Department of Cinema and Media Studies and the College
Maria Belodubrovskaya studies the history, theory, and aesthetics of Russian and Soviet cinema. Her first book, Not According to Plan: Filmmaking under Stalin (Cornell University Press, 2017), is an institutional history of Soviet cinema during the Stalin period (1930–1953). She is currently working on her second book, “Beyond Montage: Film Aesthetics and Propaganda under Stalin,” which addresses Soviet film aesthetics during this same period. The book looks at Soviet cinema’s approach to style and narrative in comparison with that of Hollywood and other major film traditions. It seeks to challenge some notions about Soviet film’s ideological conformity and socialist realism, while showing how the Soviet cinematic tradition fits into global cinema.

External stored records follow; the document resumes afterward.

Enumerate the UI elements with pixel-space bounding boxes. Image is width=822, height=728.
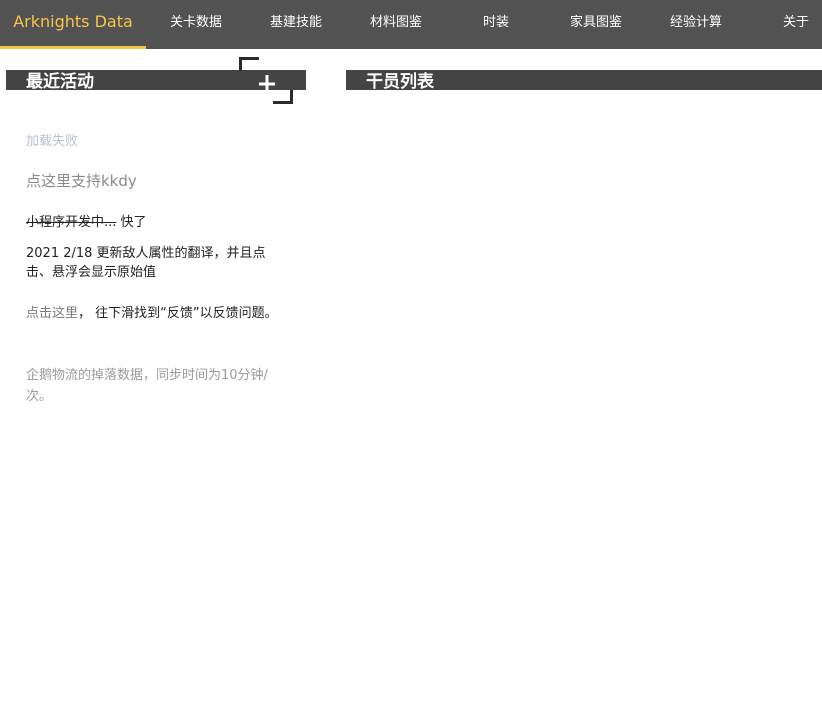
dev-status-suffix: 快了	[116, 215, 147, 230]
fullscreen-bracket-icon[interactable]	[239, 57, 293, 104]
brand-home-link[interactable]: Arknights Data	[0, 0, 146, 49]
nav-item-about[interactable]: 关于	[746, 0, 822, 46]
nav-item-materials[interactable]: 材料图鉴	[346, 0, 446, 46]
feedback-note: 点击这里， 往下滑找到“反馈”以反馈问题。	[26, 303, 288, 324]
feedback-link[interactable]: 点击这里	[26, 306, 78, 321]
nav-item-base-skills[interactable]: 基建技能	[246, 0, 346, 46]
nav-item-stage-data[interactable]: 关卡数据	[146, 0, 246, 46]
nav-item-furniture[interactable]: 家具图鉴	[546, 0, 646, 46]
nav-item-skins[interactable]: 时装	[446, 0, 546, 46]
dev-status-line: 小程序开发中... 快了	[26, 211, 147, 230]
top-navbar: Arknights Data 关卡数据 基建技能 材料图鉴 时装 家具图鉴 经验…	[0, 0, 822, 49]
support-kkdy-link[interactable]: 点这里支持kkdy	[26, 170, 137, 191]
penguin-logistics-note: 企鹅物流的掉落数据，同步时间为10分钟/次。	[26, 368, 268, 404]
operator-list-header: 干员列表	[346, 70, 822, 90]
load-failed-text[interactable]: 加载失败	[26, 130, 78, 149]
dev-status-struck-text: 小程序开发中...	[26, 215, 117, 230]
update-note: 2021 2/18 更新敌人属性的翻译，并且点击、悬浮会显示原始值	[26, 246, 266, 280]
nav-item-exp-calc[interactable]: 经验计算	[646, 0, 746, 46]
feedback-text: ， 往下滑找到“反馈”以反馈问题。	[78, 306, 278, 321]
operator-list-title: 干员列表	[366, 72, 434, 90]
recent-activity-title: 最近活动	[26, 72, 94, 90]
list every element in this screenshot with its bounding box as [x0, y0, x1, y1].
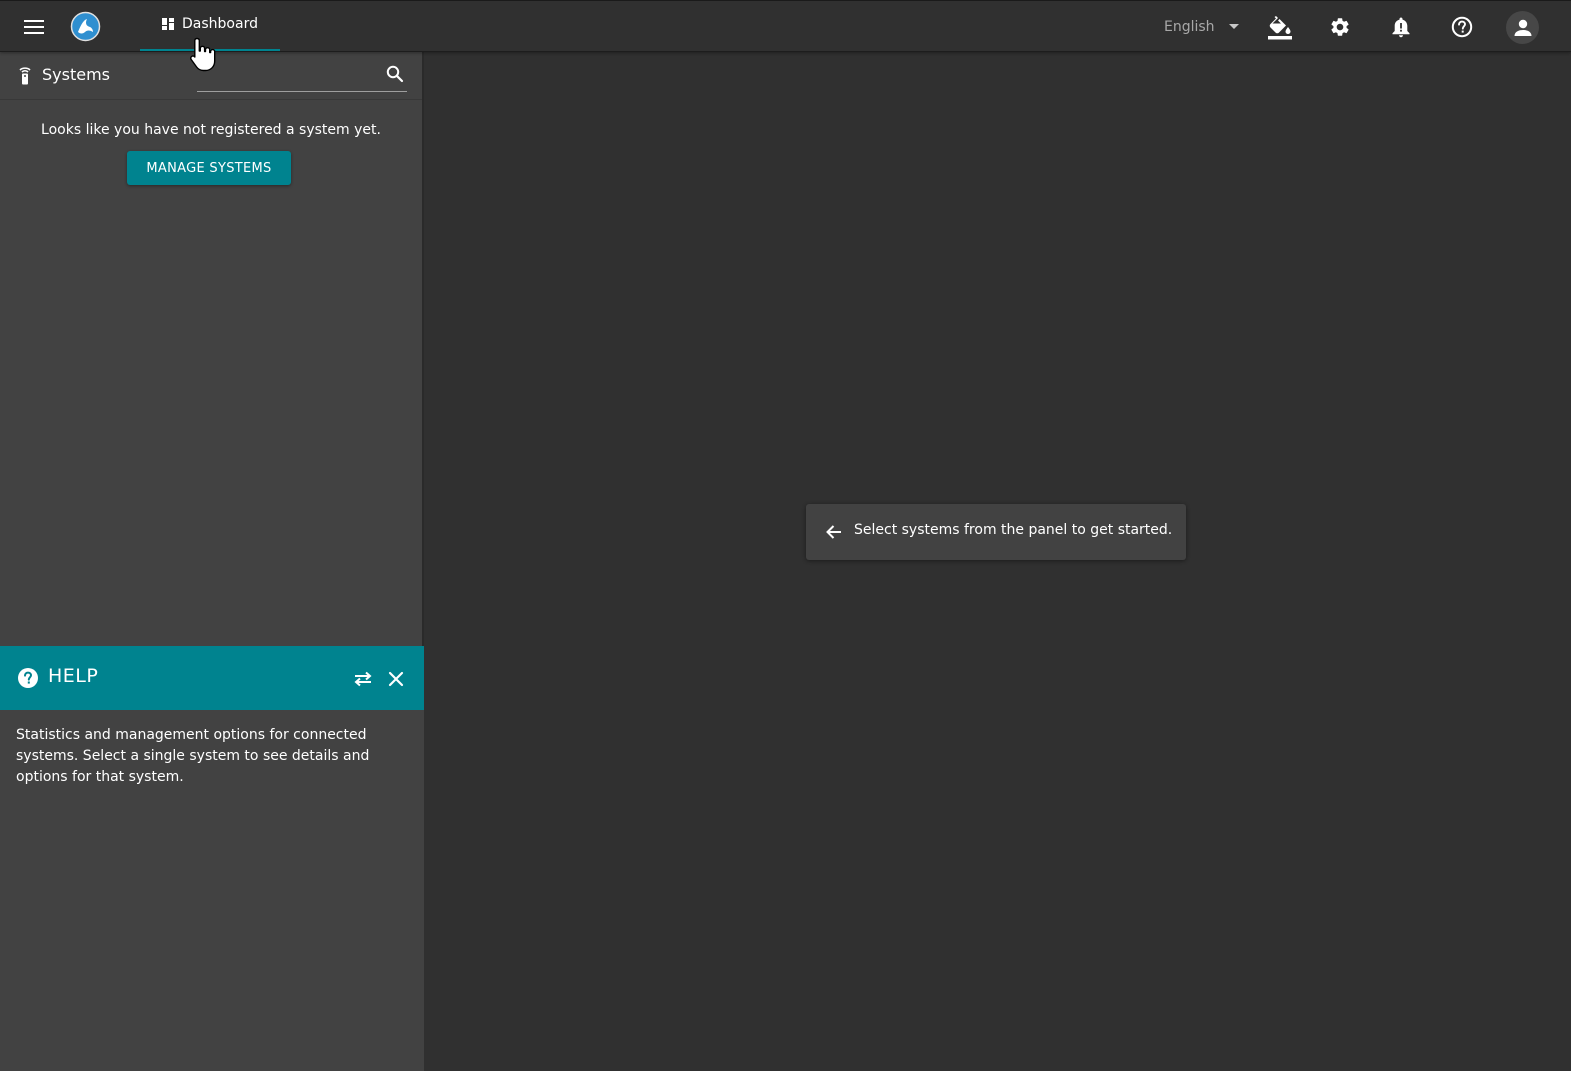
close-icon	[388, 671, 404, 687]
language-selected-value: English	[1164, 19, 1215, 35]
notifications-button[interactable]	[1383, 9, 1419, 45]
manage-systems-button[interactable]: MANAGE SYSTEMS	[127, 151, 291, 185]
close-help-button[interactable]	[383, 666, 409, 692]
help-header: HELP	[0, 646, 424, 710]
logo-icon	[70, 11, 101, 42]
paint-bucket-icon	[1268, 16, 1292, 40]
gear-icon	[1331, 18, 1349, 36]
help-circle-icon	[1451, 16, 1473, 38]
help-title: HELP	[48, 665, 99, 687]
chevron-down-icon	[1228, 24, 1239, 29]
get-started-hint: Select systems from the panel to get sta…	[806, 504, 1186, 560]
hint-text: Select systems from the panel to get sta…	[854, 522, 1173, 538]
main-content: Select systems from the panel to get sta…	[424, 52, 1571, 1071]
bell-alert-icon	[1392, 17, 1410, 38]
search-input[interactable]	[197, 60, 377, 90]
account-icon	[1514, 19, 1531, 36]
swap-panel-button[interactable]	[350, 666, 376, 692]
systems-search	[197, 60, 407, 92]
help-body-text: Statistics and management options for co…	[16, 727, 370, 785]
systems-title: Systems	[42, 65, 110, 84]
theme-button[interactable]	[1262, 9, 1298, 45]
search-icon[interactable]	[385, 64, 405, 84]
menu-icon	[24, 20, 44, 34]
app-logo[interactable]	[70, 11, 101, 42]
empty-systems-message: Looks like you have not registered a sys…	[41, 122, 381, 138]
tab-dashboard[interactable]: Dashboard	[140, 1, 280, 51]
top-bar: Dashboard English	[0, 0, 1571, 52]
help-button[interactable]	[1444, 9, 1480, 45]
arrow-left-icon	[826, 525, 841, 539]
account-button[interactable]	[1506, 11, 1539, 44]
tab-dashboard-label: Dashboard	[182, 16, 258, 32]
swap-horizontal-icon	[354, 671, 372, 687]
help-panel: HELP Statistics and management options f…	[0, 646, 424, 1071]
dashboard-icon	[162, 18, 175, 30]
systems-header: Systems	[0, 52, 422, 100]
language-select[interactable]: English	[1150, 9, 1250, 45]
remote-icon	[19, 67, 31, 85]
help-circle-filled-icon	[18, 668, 38, 688]
settings-button[interactable]	[1322, 9, 1358, 45]
menu-button[interactable]	[16, 9, 52, 45]
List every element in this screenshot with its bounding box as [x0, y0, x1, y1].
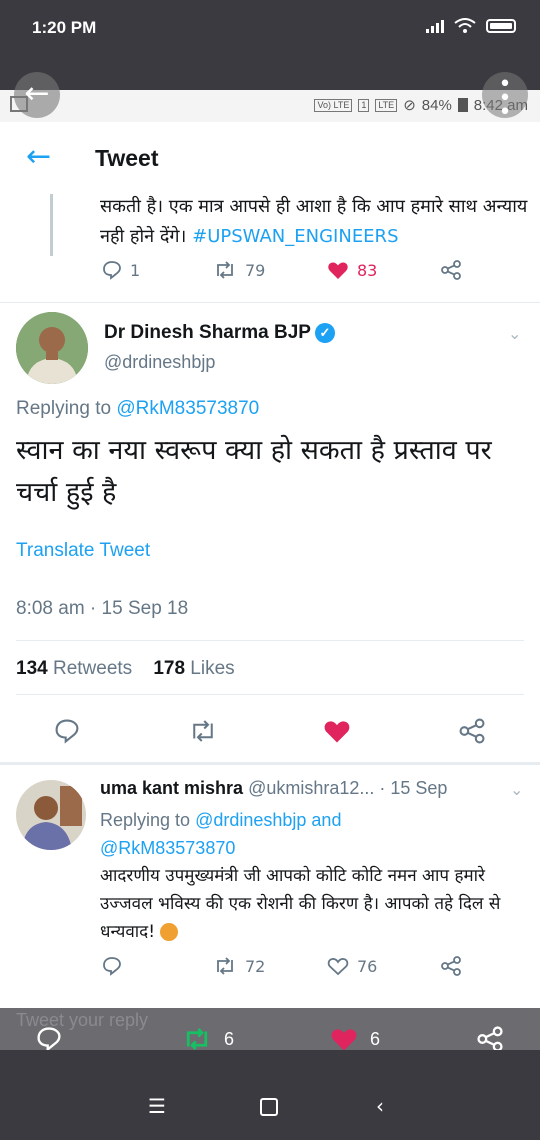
outer-status-bar: 1:20 PM	[0, 0, 540, 90]
heart-icon	[328, 262, 348, 279]
author-name[interactable]: Dr Dinesh Sharma BJP ✓	[104, 322, 335, 344]
share-action[interactable]	[440, 260, 462, 280]
retweets-stat[interactable]: 134 Retweets	[16, 658, 132, 679]
reply-retweet-count: 72	[245, 956, 266, 976]
back-arrow-icon[interactable]: ←	[26, 142, 51, 172]
reply-count: 1	[130, 260, 141, 280]
reply-author[interactable]: uma kant mishra @ukmishra12... · 15 Sep	[100, 778, 447, 799]
divider	[0, 302, 540, 303]
author-handle[interactable]: @drdineshbjp	[104, 352, 215, 373]
outer-more-button[interactable]: • • •	[482, 72, 528, 124]
heart-outline-icon	[327, 958, 349, 976]
retweet-icon	[193, 720, 213, 742]
verified-icon: ✓	[314, 322, 335, 343]
main-like-button[interactable]	[323, 718, 351, 744]
overlay-like-button[interactable]: 6	[330, 1026, 380, 1052]
tweet-text: स्वान का नया स्वरूप क्या हो सकता है प्रस…	[16, 435, 492, 508]
outer-back-button[interactable]: ←	[14, 72, 60, 118]
divider	[16, 694, 524, 695]
replying-to: Replying to @RkM83573870	[16, 398, 259, 420]
dnd-icon: ⊘	[403, 97, 416, 114]
thread-line	[50, 194, 53, 256]
likes-stat-label: Likes	[190, 658, 235, 679]
replying-prefix: Replying to	[16, 398, 112, 419]
likes-stat-count: 178	[153, 658, 186, 679]
tweet-stats: 134 Retweets 178 Likes	[16, 658, 235, 680]
like-action[interactable]: 83	[327, 260, 377, 280]
emoji-icon	[160, 923, 179, 941]
system-nav-bar: ☰ ‹	[0, 1050, 540, 1140]
replying-to-link[interactable]: @RkM83573870	[116, 398, 259, 419]
app-header: ← Tweet	[0, 122, 540, 195]
reply-replying-to: Replying to @drdineshbjp and @RkM8357387…	[100, 806, 430, 862]
reply-author-name: uma kant mishra	[100, 778, 244, 798]
retweets-stat-count: 134	[16, 658, 48, 679]
battery-icon	[486, 19, 516, 33]
inner-battery-icon	[457, 98, 468, 112]
reply-share-action[interactable]	[440, 956, 462, 976]
heart-icon	[331, 1029, 357, 1051]
lte-badge: LTE	[375, 98, 398, 112]
retweet-icon	[217, 957, 233, 975]
likes-stat[interactable]: 178 Likes	[153, 658, 234, 679]
reply-retweet-action[interactable]: 72	[213, 956, 265, 976]
reply-text: आदरणीय उपमुख्यमंत्री जी आपको कोटि कोटि न…	[100, 862, 530, 946]
share-icon	[459, 718, 485, 744]
chevron-down-icon[interactable]: ⌄	[510, 780, 523, 799]
overlay-retweet-count: 6	[224, 1028, 235, 1049]
chevron-down-icon[interactable]: ⌄	[508, 324, 521, 343]
outer-status-icons	[426, 18, 516, 34]
comment-icon	[37, 1027, 61, 1052]
heart-icon	[324, 721, 350, 743]
overlay-like-count: 6	[370, 1028, 381, 1049]
reply-like-count: 76	[357, 956, 378, 976]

Belodubrovskaya’s research on Soviet cinema, early animation, and theory of cinematic attractions has been published in Cinema Journal, Film History, Slavic Review, Studies in Russian and Soviet Cinema, KinoKultura, and Projections: The Journal of Movies and Mind.
Belodubrovskaya received her PhD in film studies from the University of Wisconsin–Madison, where she taught for seven years prior to joining the University of Chicago. She was a postdoctoral fellow at Harvard University’s Davis Center for Russian and Eurasian Studies.